Challenging social inequality in the global south: Class, privilege, and consciousness-raising through critical management education
Academic Article in Scopus
Copyright of the Academy of Management, all rights reserved.In this article, we study the nexus between class privilege and social inequality through management education. To do so, we conducted exercises with management students at an elite private business school in the Global South (i.e., Pakistan) with the specific intent to invoke reflexivity among these students about their own class privilege.
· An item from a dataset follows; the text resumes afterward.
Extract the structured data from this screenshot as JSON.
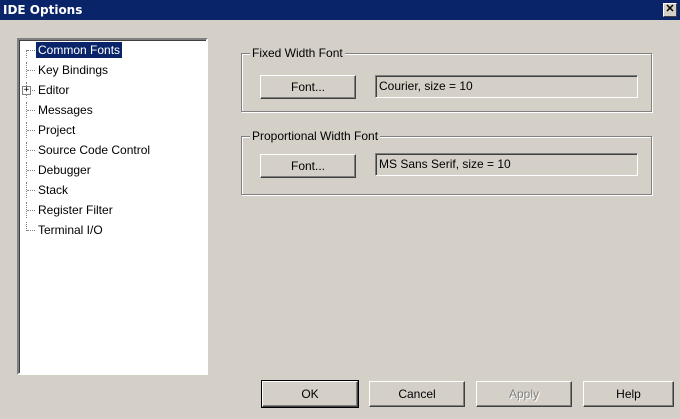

These exercises prompted students of elite socioeconomic backgrounds to consider how they relate to toilet cleaners¿those untouchables doing the most culturally stigmatized of work in Pakistani society. Drawing on findings from the exercises, we sought to answer two interrelated questions: How is class privilege enacted to reproduce social inequality through discursive identity-making processes by which individuals make sense of self and other? and What are the possibilities for reflexivity in business school settings to disrupt, or otherwise undo, the cultural taken-for-grantedness of class privilege? By juxtaposing these two questions against the toilet as the empirical location, we illuminate the subversive power of knowledge produced at the most marginal of sites. This study identifies pedagogical trajectories through which to move toward redressing social inequality in the Global South specifically, and contributes to important debates in the field of critical management education on the significance of reflexivity more broadly.